Changing the for loops in my custom convolution layer

Hello
I have implemented my convolution layer and changed it’s forward function like this. Because I have to perform certain operations on the input matrix layer and weight, I have to use several For loops, but this has made the execution speed of the LeNeT-5 network, which is a small network, very low. How can I remove these Fore loops?

class MyConv2d1(nn.Conv2d):
def init(self,in_channels, out_channels, kernel_size, stride=1, padding=0):
super(MyConv2d1, self).init(in_channels, out_channels, kernel_size, stride, padding)
self.in_channels = in_channels
self.out_channels = out_channels
self.kernel_size = kernel_size
self.stride = stride
self.padding = padding

    # Initialize weights and biases
    self.weights = layer_weights1
    self.biases = layer_bias1



def forward(self, input):
    batch_size, in_channels, in_height, in_width = input.shape


    # Calculate output dimensions
    out_height = int((in_height + 2 * self.padding - self.kernel_size) / self.stride + 1)
    out_width = int((in_width + 2 * self.padding - self.kernel_size) / self.stride + 1)

    # Pad input
    input_padded = torch.nn.functional.pad(input, (self.padding, self.padding, self.padding, self.padding))

    # Initialize output
    output = torch.zeros((batch_size, self.out_channels, out_height, out_width))

    # Perform convolution

    unfoldedconv1=torch.nn.functional.unfold(input_padded,(self.kernel_size,self.kernel_size))
    inputfold=torch.tensor(unfoldedconv1)
    inputfold=unfoldedconv1.transpose(1,2)
    inputfold.apply_(FloatToBinary)

    outputfold=torch.zeros((batch_size,inputfold.shape[1],self.out_channels))
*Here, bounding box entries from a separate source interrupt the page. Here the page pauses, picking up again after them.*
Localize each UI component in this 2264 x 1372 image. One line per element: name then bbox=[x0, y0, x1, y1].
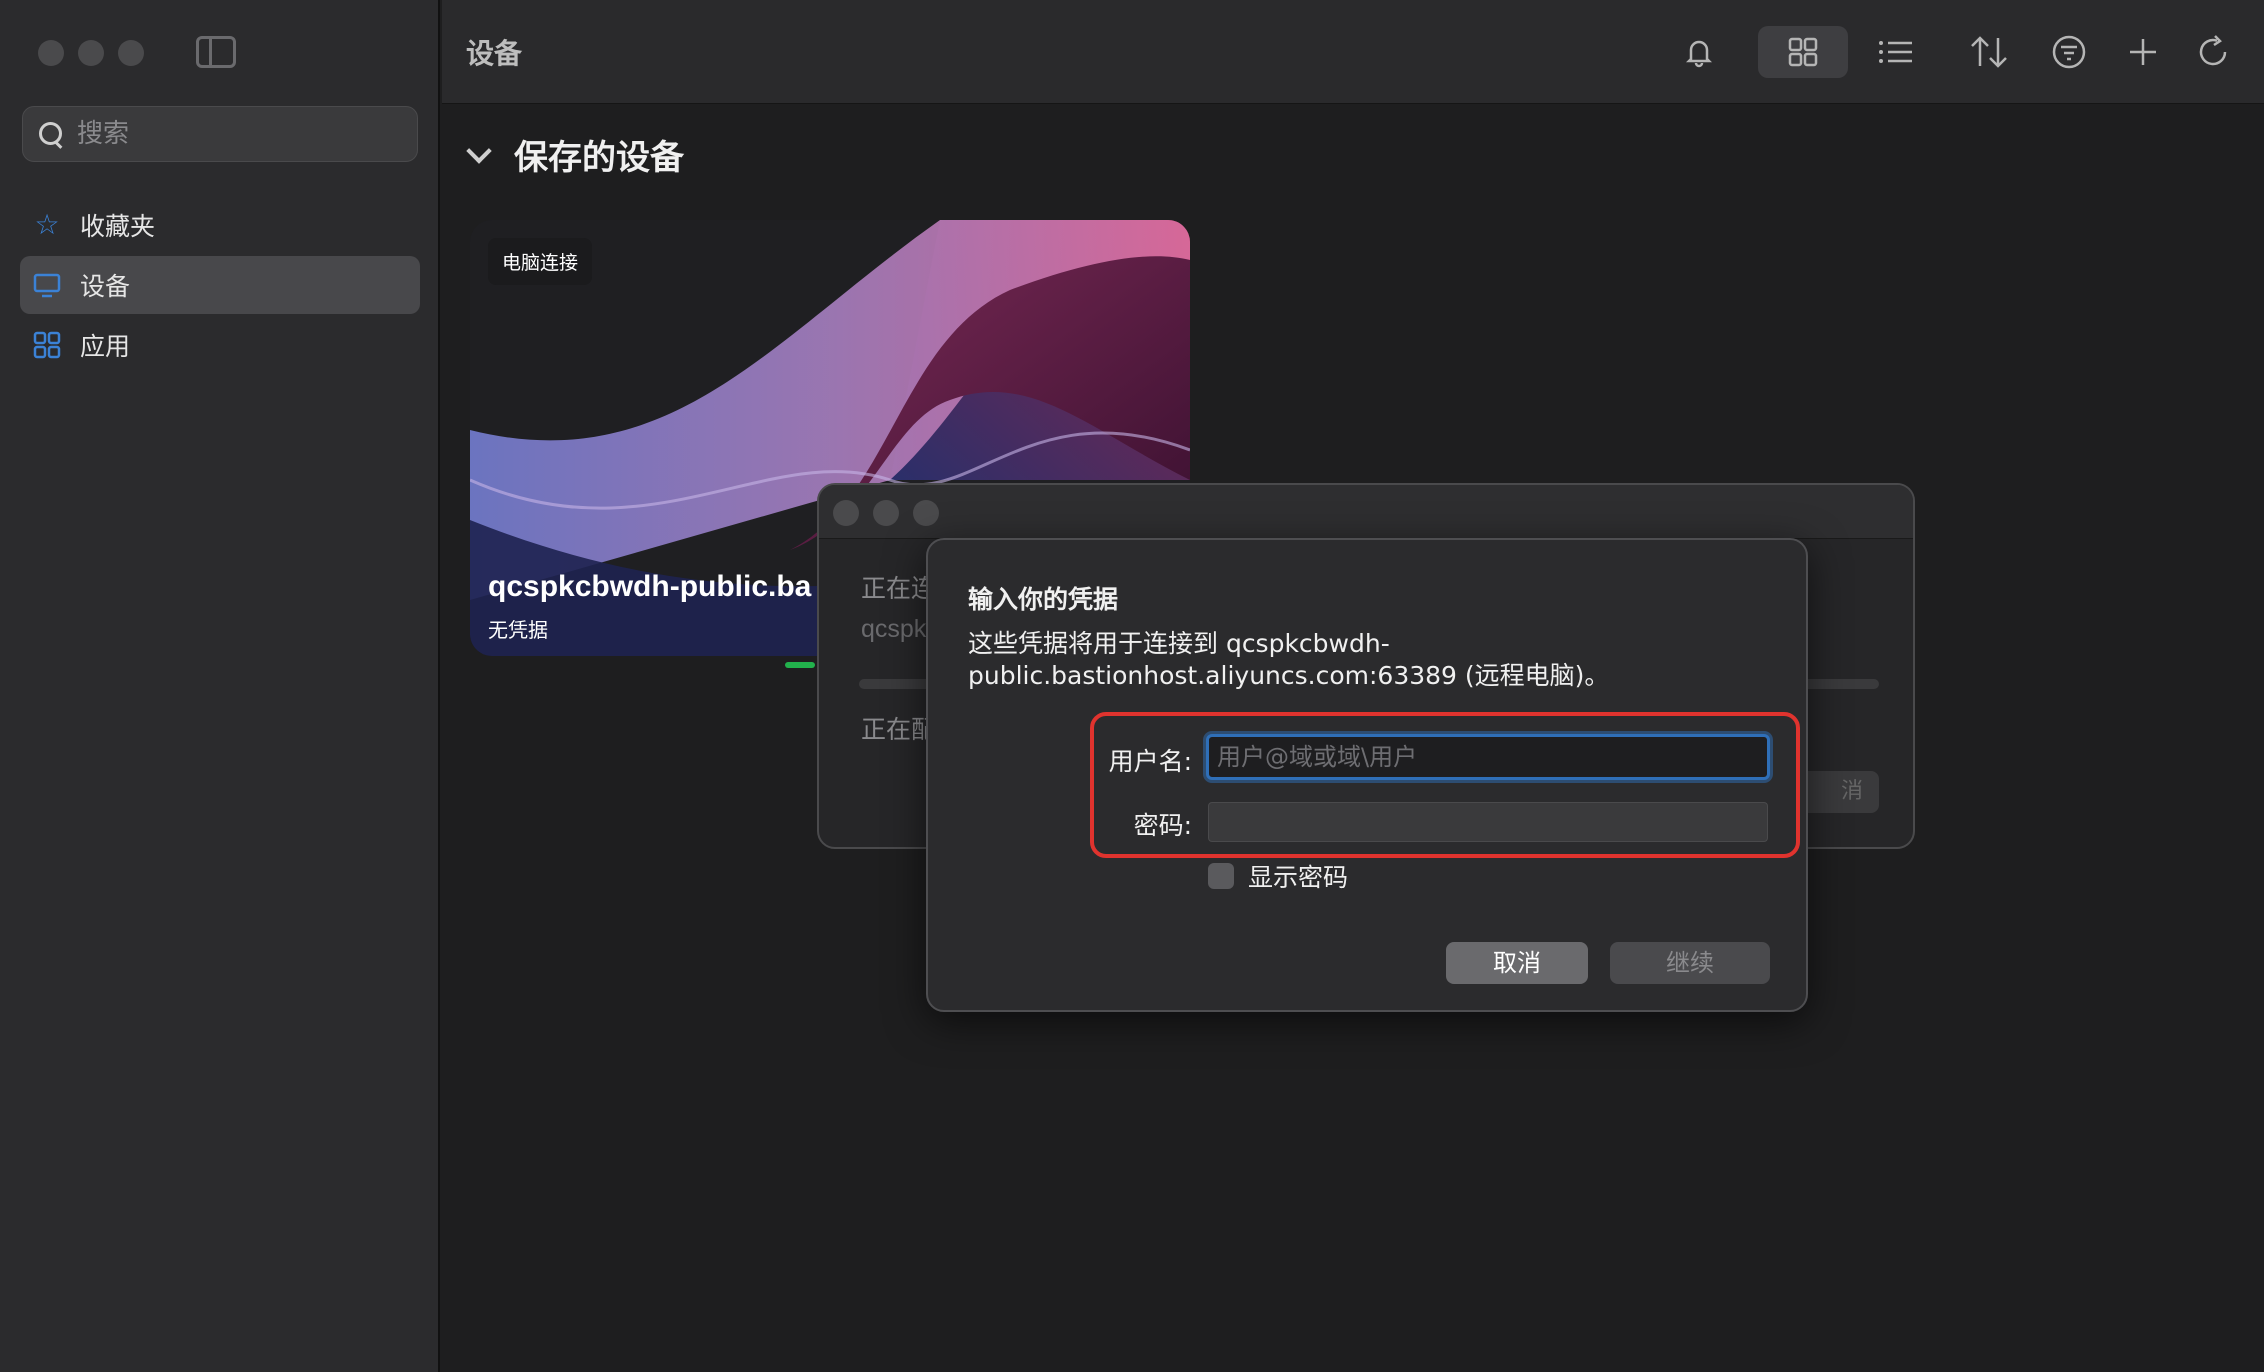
minimize-window-button[interactable] bbox=[873, 500, 899, 526]
connecting-window-titlebar bbox=[819, 485, 1913, 539]
device-credential-status: 无凭据 bbox=[488, 618, 548, 642]
sidebar-toggle-icon[interactable] bbox=[196, 36, 236, 68]
dialog-description: 这些凭据将用于连接到 qcspkcbwdh-public.bastionhost… bbox=[968, 629, 1610, 690]
list-view-icon[interactable] bbox=[1868, 26, 1922, 78]
search-icon bbox=[37, 120, 65, 148]
connection-indicator bbox=[785, 662, 815, 668]
window-controls bbox=[38, 40, 144, 66]
continue-button[interactable]: 继续 bbox=[1610, 942, 1770, 984]
grid-view-icon[interactable] bbox=[1758, 26, 1848, 78]
sidebar-item-label: 应用 bbox=[80, 332, 131, 361]
username-label: 用户名: bbox=[1108, 747, 1192, 776]
configuring-status: 正在配 bbox=[861, 715, 937, 744]
zoom-window-button[interactable] bbox=[118, 40, 144, 66]
page-title: 设备 bbox=[466, 37, 523, 70]
username-field[interactable] bbox=[1206, 734, 1770, 780]
sort-icon[interactable] bbox=[1962, 26, 2016, 78]
password-field[interactable] bbox=[1208, 802, 1768, 842]
cancel-button[interactable]: 取消 bbox=[1446, 942, 1588, 984]
section-title: 保存的设备 bbox=[514, 138, 684, 178]
sidebar-item-label: 设备 bbox=[80, 272, 131, 301]
sidebar-item-devices[interactable]: 设备 bbox=[20, 256, 420, 314]
zoom-window-button[interactable] bbox=[913, 500, 939, 526]
show-password-checkbox[interactable] bbox=[1208, 863, 1234, 889]
apps-grid-icon bbox=[32, 330, 62, 360]
credentials-dialog: 输入你的凭据 这些凭据将用于连接到 qcspkcbwdh-public.bast… bbox=[926, 538, 1808, 1012]
add-icon[interactable] bbox=[2116, 26, 2170, 78]
star-icon: ☆ bbox=[34, 208, 60, 241]
dialog-title: 输入你的凭据 bbox=[968, 585, 1119, 614]
chevron-down-icon[interactable] bbox=[466, 137, 492, 164]
toolbar: 设备 bbox=[442, 0, 2264, 104]
device-name: qcspkcbwdh-public.ba bbox=[488, 570, 812, 603]
connecting-host: qcspk bbox=[861, 615, 927, 643]
sidebar-item-favorites[interactable]: ☆ 收藏夹 bbox=[20, 196, 420, 254]
show-password-toggle[interactable]: 显示密码 bbox=[1208, 858, 1348, 894]
window-controls bbox=[833, 500, 939, 526]
saved-devices-header[interactable]: 保存的设备 bbox=[466, 130, 684, 179]
password-label: 密码: bbox=[1133, 811, 1192, 840]
search-input[interactable] bbox=[77, 119, 397, 149]
sidebar-item-apps[interactable]: 应用 bbox=[20, 316, 420, 374]
close-window-button[interactable] bbox=[833, 500, 859, 526]
sidebar-item-label: 收藏夹 bbox=[80, 212, 156, 241]
close-window-button[interactable] bbox=[38, 40, 64, 66]
bell-icon[interactable] bbox=[1672, 26, 1726, 78]
refresh-icon[interactable] bbox=[2186, 26, 2240, 78]
show-password-label: 显示密码 bbox=[1248, 863, 1349, 892]
minimize-window-button[interactable] bbox=[78, 40, 104, 66]
connecting-status: 正在连 bbox=[861, 574, 937, 603]
monitor-icon bbox=[32, 270, 62, 300]
sidebar: ☆ 收藏夹 设备 应用 bbox=[0, 0, 440, 1372]
sidebar-nav: ☆ 收藏夹 设备 应用 bbox=[20, 196, 420, 376]
filter-icon[interactable] bbox=[2042, 26, 2096, 78]
connection-type-badge: 电脑连接 bbox=[488, 238, 593, 285]
search-box[interactable] bbox=[22, 106, 418, 162]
    weightfold=self.weights.view(self.weights.size(0),-1).t()
    weightfold2=torch.tensor(weightfold)
    weightfold2.apply_(FloatToBinaryThenInt)


    for b in range(batch_size):
        for outchannel in range(self.out_channels):
            for i in range(inputfold.shape[1]):
                sum=0
                for j in range(inputfold.shape[2]):
                    weightValue=abs(int(weightfold2[j][outchannel]))
                    SN=torch.zeros((1,weightValue))
                    SN=BISC(int(inputfold[b][i][j]))
                    partSN=torch.tensor(SN[0:weightValue])

                    if weightfold2[j][outchannel]<0:
                        sum-=torch.count_nonzero(partSN)
                    else:
                        sum+=torch.count_nonzero(partSN)

                outputfold[b][i][outchannel]=sum*(2**length)
        outputfold/=2**(2*length)


    outputfold=outputfold.transpose(1,2)

    output=torch.nn.functional.fold(outputfold,(out_height,out_width),(1,1))

    return output

These four for loops perform the work of the matmul function, but in such a way that instead of multiplying in matmul, my function is used.
Can I replace the multiplication operation in the matmul function with my own function?